The first was an entire photo-spread in something like 'Heat' magazine, with pictures of the typical glamorous stars who are normally paraded in front of their readers as the 'ideal'. There were endless captions, though, regarding the knobbliness of the various celebs' knees. I looked and looked and looked, but could find nothing of the hilarity the reporter clearly found in the images. What the heck constitutes a sexy knee? And moreover, are there actually women out there who wake up miserable because their knees are 'unattractive'? Incredible.
And I saw a snippet of a documentary regarding women with small breasts. Now, I'm not exactly well endowed but hey, you get over it. You think, 'at least they wont be around my knees when I hit forty'. Actually, you don't even think that - you just go, er, right, that's me. I've just watched some insane woman put these enormous plastic suction cups on her breasts at night in order to enlarge them for all of twelve hours. This obviously interrupts wildly with bedroom activities, which frankly is the least of the disturbing thoughts that came to mind. Why are women so obsessed with the way they look?
A final one. This one really took the biscuit - unfortunate expression perhaps, in light of what it is. I discovered that women actually take laxatives in order to lose weight - as in, high dosages of laxatives. Are they insane? Heck, if you want to be slimmer, eat less and go to the gym. Don't pump your body with drugs.
I just cannot envisage doing anything so extreme to my body. Supposedly for 'myself'. My 'self worth'. Dear Lord, how do parents get it so wrong?

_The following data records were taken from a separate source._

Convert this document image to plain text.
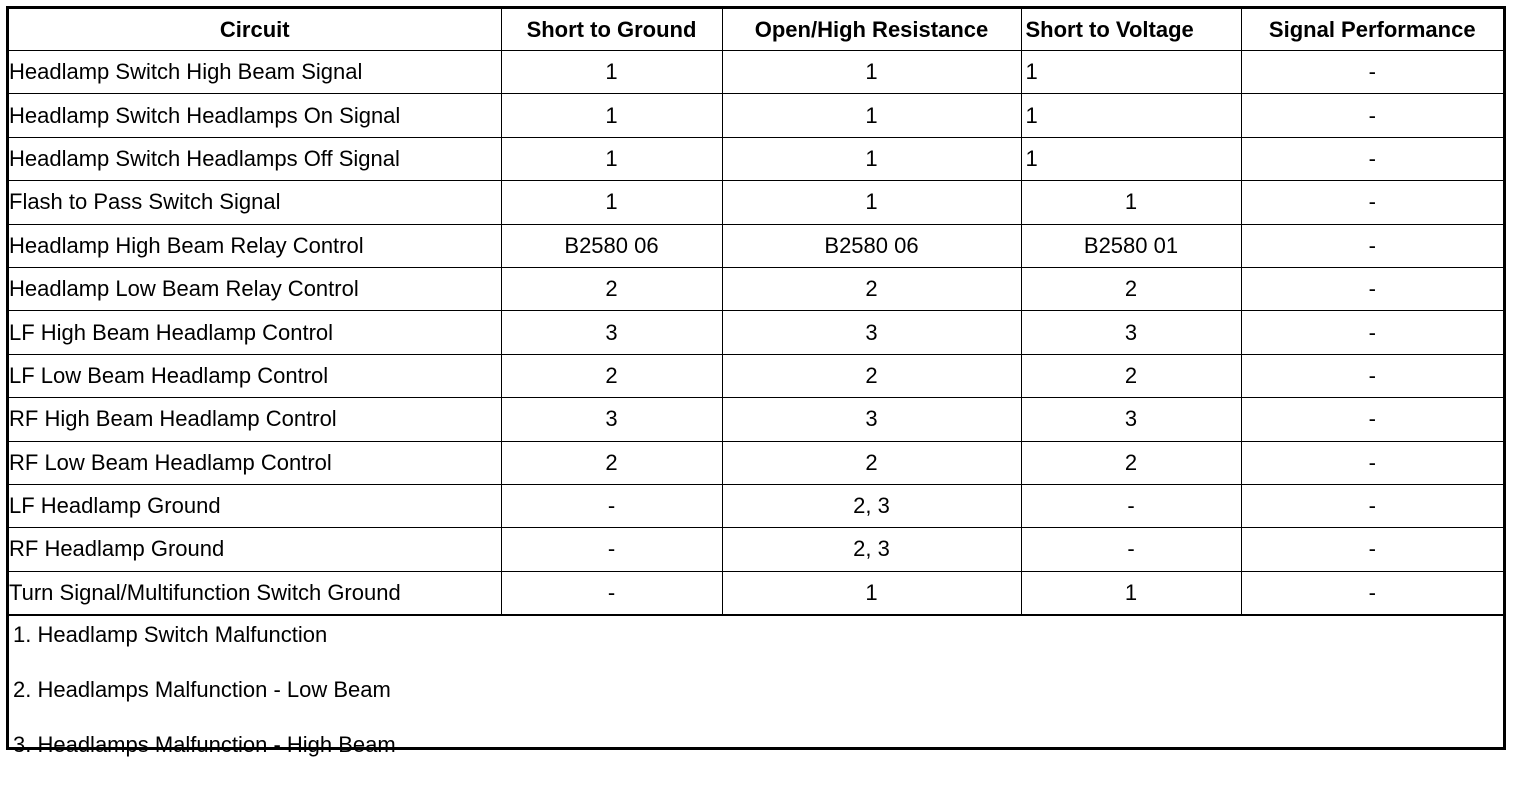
Circuit	Short to Ground	Open/High Resistance	Short to Voltage	Signal Performance
Headlamp Switch High Beam Signal	1	1	1	-
Headlamp Switch Headlamps On Signal	1	1	1	-
Headlamp Switch Headlamps Off Signal	1	1	1	-
Flash to Pass Switch Signal	1	1	1	-
Headlamp High Beam Relay Control	B2580 06	B2580 06	B2580 01	-
Headlamp Low Beam Relay Control	2	2	2	-
LF High Beam Headlamp Control	3	3	3	-
LF Low Beam Headlamp Control	2	2	2	-
RF High Beam Headlamp Control	3	3	3	-
RF Low Beam Headlamp Control	2	2	2	-
LF Headlamp Ground	-	2, 3	-	-
RF Headlamp Ground	-	2, 3	-	-
Turn Signal/Multifunction Switch Ground	-	1	1	-
1. Headlamp Switch Malfunction
2. Headlamps Malfunction - Low Beam
3. Headlamps Malfunction - High Beam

I've just looked at my knees again and I have no idea if they are knobbly or not, attractive or not. And frankly, I'm much better off not caring.

Thursday, November 02, 2006

Just a Rant

No particular focus to this - at least, I'm not starting out with one. Perhaps I'll find a peg on which to hang my ranting feelings.
Like, for example, the message board on Facebook. I have a love/hate relationship with Facebook (as I do, perhaps, with most things and people on this planet), and at the moment am in Hate mode. For those of you not in the know, it is essentially a MySpace for university students - and for those who don't know what MySpace is, well, I'm afraid you'll just have to go and find out. I can't do all the legwork for you. To get in touch with somebody else via the website, you can either send them a message - delivered to what is basically an email inbox only the recipient can access - or leave a post on their 'wall', as it is referred to. I can understand leaving a message on somebody's 'wall' if you have a particularly witty remark to make, for example, that is relevant to the world at large. But there are whole swathes of people who like to leave what can only be referred to as highly personal messages on this wall, for all the world to see. Why can't people conduct relationships in private? Don't people want to create their own world apart from the rest of humanity, that is for them and them only?
And another thing. I am fed up with people who make the dramatic statement, 'Oh, you MUST meet so and so, you'll really like them!' For one, don't bother to presume to know who or what I'll like. For two - oh, I can't even be bothered to explain the 'for two'. Its all too depressing.
Now I shall retreat into my world, and urge everyone else to get back into theirs. In our joyful capitalist society our need for other people has been diminished to merely offering services for payment; why do we need to pretend otherwise.